# 1963 Ford 2000 starter relay



## Repman (Aug 27, 2020)

I've had this tractor for 20+ years and converted it to 12v negative ground when I got it, and it worked great. I used to use it to bush hog a few acres around the house but have since got a finish mower to do that. I haven't used it for years and now that I've retired have time to bring it back into running condition. When I push the start button the relay clicks but doesn't switch the contact so I'm going to replace it. I can't find a part number on it and I didn't replace it when I changed to it to 12v, so its probably a 6v coil. Can anyone confirm that, one way or another?


----------



## Ultradog (Feb 27, 2005)

Just an fyi, a starter relay is usually called a solenoid.
Before you get too far into this make sure all your heavy connections to ground and to the solenoid are good.
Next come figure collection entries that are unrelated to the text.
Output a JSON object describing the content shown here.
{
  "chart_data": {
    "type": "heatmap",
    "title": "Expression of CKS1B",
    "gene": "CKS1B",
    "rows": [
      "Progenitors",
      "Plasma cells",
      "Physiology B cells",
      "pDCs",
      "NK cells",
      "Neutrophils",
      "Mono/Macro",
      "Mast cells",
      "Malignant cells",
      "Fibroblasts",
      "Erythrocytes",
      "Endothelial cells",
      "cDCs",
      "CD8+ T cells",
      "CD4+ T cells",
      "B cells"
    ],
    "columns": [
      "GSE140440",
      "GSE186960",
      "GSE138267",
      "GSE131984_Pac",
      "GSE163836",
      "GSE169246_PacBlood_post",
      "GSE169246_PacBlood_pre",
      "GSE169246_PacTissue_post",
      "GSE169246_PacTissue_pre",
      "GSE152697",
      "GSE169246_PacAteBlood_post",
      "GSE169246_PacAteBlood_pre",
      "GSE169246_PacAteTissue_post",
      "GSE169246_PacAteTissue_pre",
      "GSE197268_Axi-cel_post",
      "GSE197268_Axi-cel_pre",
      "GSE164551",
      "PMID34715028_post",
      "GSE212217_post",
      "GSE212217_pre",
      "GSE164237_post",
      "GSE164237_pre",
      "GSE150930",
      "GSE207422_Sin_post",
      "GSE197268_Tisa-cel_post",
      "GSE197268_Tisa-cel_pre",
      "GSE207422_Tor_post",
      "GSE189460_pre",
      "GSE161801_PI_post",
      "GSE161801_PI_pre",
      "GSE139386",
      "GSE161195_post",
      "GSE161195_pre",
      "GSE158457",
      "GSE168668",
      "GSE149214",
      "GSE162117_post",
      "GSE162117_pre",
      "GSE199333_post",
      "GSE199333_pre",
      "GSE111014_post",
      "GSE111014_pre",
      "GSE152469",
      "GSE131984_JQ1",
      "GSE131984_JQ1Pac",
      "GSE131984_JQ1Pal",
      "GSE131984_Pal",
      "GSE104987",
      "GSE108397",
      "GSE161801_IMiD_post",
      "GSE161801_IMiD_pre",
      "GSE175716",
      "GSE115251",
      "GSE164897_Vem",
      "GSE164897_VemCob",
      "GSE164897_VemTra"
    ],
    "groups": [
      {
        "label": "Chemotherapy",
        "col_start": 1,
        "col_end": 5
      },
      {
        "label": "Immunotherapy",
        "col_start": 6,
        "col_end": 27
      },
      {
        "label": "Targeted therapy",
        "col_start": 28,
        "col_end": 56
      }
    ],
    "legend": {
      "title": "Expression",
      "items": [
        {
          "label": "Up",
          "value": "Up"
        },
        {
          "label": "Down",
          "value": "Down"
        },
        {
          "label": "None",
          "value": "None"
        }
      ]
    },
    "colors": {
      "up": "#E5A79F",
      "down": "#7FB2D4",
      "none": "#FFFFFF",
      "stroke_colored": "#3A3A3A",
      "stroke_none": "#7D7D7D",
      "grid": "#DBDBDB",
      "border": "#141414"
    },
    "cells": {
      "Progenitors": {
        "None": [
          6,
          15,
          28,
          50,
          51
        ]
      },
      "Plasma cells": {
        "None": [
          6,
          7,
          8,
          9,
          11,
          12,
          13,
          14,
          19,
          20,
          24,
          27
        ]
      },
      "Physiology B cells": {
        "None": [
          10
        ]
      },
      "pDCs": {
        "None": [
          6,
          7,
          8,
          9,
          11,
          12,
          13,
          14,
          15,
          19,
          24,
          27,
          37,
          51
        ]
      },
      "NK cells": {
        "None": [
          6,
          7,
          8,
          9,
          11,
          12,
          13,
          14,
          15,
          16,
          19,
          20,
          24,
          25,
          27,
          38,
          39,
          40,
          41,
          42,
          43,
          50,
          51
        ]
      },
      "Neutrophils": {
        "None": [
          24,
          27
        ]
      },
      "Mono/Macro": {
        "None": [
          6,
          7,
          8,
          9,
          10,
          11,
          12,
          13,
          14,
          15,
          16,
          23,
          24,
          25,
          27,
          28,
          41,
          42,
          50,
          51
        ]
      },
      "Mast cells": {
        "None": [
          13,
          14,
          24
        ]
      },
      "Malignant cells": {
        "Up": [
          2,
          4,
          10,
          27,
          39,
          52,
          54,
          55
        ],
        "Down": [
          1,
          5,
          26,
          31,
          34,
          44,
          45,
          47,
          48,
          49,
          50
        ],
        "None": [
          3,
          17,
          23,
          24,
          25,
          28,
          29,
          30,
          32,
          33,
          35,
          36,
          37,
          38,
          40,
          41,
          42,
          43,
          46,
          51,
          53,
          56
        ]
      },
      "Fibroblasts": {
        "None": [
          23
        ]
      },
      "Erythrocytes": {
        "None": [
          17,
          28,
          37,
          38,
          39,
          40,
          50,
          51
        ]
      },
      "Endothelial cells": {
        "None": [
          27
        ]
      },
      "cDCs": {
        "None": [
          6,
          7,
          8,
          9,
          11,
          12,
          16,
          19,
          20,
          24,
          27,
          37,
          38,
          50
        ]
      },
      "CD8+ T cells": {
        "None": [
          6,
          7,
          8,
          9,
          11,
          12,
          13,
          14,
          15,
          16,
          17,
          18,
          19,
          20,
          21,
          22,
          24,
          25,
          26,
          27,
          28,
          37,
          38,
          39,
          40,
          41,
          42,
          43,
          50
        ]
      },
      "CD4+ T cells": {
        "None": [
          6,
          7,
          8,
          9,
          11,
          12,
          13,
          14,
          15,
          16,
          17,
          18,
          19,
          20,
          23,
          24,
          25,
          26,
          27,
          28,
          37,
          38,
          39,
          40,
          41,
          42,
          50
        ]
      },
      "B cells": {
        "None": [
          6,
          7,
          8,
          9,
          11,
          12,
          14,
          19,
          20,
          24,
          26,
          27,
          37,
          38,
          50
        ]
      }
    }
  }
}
Do that before buying parts.
The old saying is "keep em clean, bright and tight".
Remove each one and use a wire brush to clean any corrosion.
I always keep a 1/2" fitting brush handy to clean those things. See photo.
It won't hurt to use a 6V solenoid again. New one is available from many sources.
I suggest you look for one for a 600/800 or 601/801 Ford tractor and not a 2000 Ford tractor. As you may know, Ford was kinda goofy and built 2 different 2000s. The 1962-64 four cylinder one like yours and the completely different 1965-75 three cylinder model. They use different type solenoids. Your tractor is identical to a 1957-62 601 so it will be less confusing to a parts man if you order one for the older series. I hate getting the wrong parts.


----------



## Hacke (Feb 22, 2011)

Ultradog said:


> ...
> As you may know, Ford was kinda goofy and built 2 different 2000s
> ....
> View attachment 61799


To make things goofier, they badged Super Dexta ('62 - '64) for the US market "2000 Diesel".


----------



## Repman (Aug 27, 2020)

Ultradog, Thanks for your interest in my project. I've been doing what you suggested and found the solenoid was actually good when I isolated it from the rest of the circuit and connected it directly to a 12vdc source. The starter may be the problem. I did the same, connecting directly it to a 12vdc source, but got nothing. I'm not sure if there's a better way to test it, or if there's an internal fuse or brushes can are serviceable? What do you think?


----------



## Ultradog (Feb 27, 2005)

You can check the starter pretty easily.
With the ignition OFF and the tractor out of gear take a set of jumper cables and hook them to the battery.
Now take the end of one cable and attach it to the big electrical lug on the starter. Take the other cable and hold it to a heavy ground some where. It will spark a lot but that wont hurt anything.
That should make your starter spin and turn the engine over.
Post back with your results.
PS, It doesn't matter which cable you hook to the lug or ground.
Starter doesn't care about polarity.


----------



## Repman (Aug 27, 2020)

Yep, that's what I did. Connected the battery directly to the starter. positive to the lug connector and negative to the frame. Nothing, no sounds or movement, nada.


----------



## Ultradog (Feb 27, 2005)

Ok.
Sounds like a bad starter.
Thanks for the update.


----------



## Repman (Aug 27, 2020)

I got the starter in and installed and it turns over the engine when I apply positive directly to the starter terminal but not thru the solenoid. Which is weird because I can hear it click when the coil is energized and the continuity checked good when tested . Unless you think its something else I'll order a new solenoid.


----------



## Repman (Aug 27, 2020)

Hey Ultradog ! I followed your advice, cleaned all the electrical connections and after 10 years of sitting in the yard, it runs again!! Thanks ! Now I'm going to change the oil and coolant. I haven't been able to find info on the oil filter or even the oil weight recommendation


----------



## Ultradog (Feb 27, 2005)

Repman said:


> Hey Ultradog ! I followed your advice, cleaned all the electrical connections and after 10 years of sitting in the yard, it runs again!! Thanks ! Now I'm going to change the oil and coolant. I haven't been able to find info on the oil filter or even the oil weight recommendation


Nice update. Congrats!
Most of us guys with the old Fords are runnung a good, generic, diesel rated 15W40 oil.
I don't know where you live but here in the upper midwest we have Fleet Farm stores which is where I buy it in a 2 gal jug.
They would have the filter you need too. Probably a Fram PH8A but check that to be sure.


----------



## Repman (Aug 27, 2020)

That Fram PH8A was the what I came up with also. My 4 cylinder is gas. I live in Dallas so it doesn't get nearly as cold here. What do you think of synthetic oil?


----------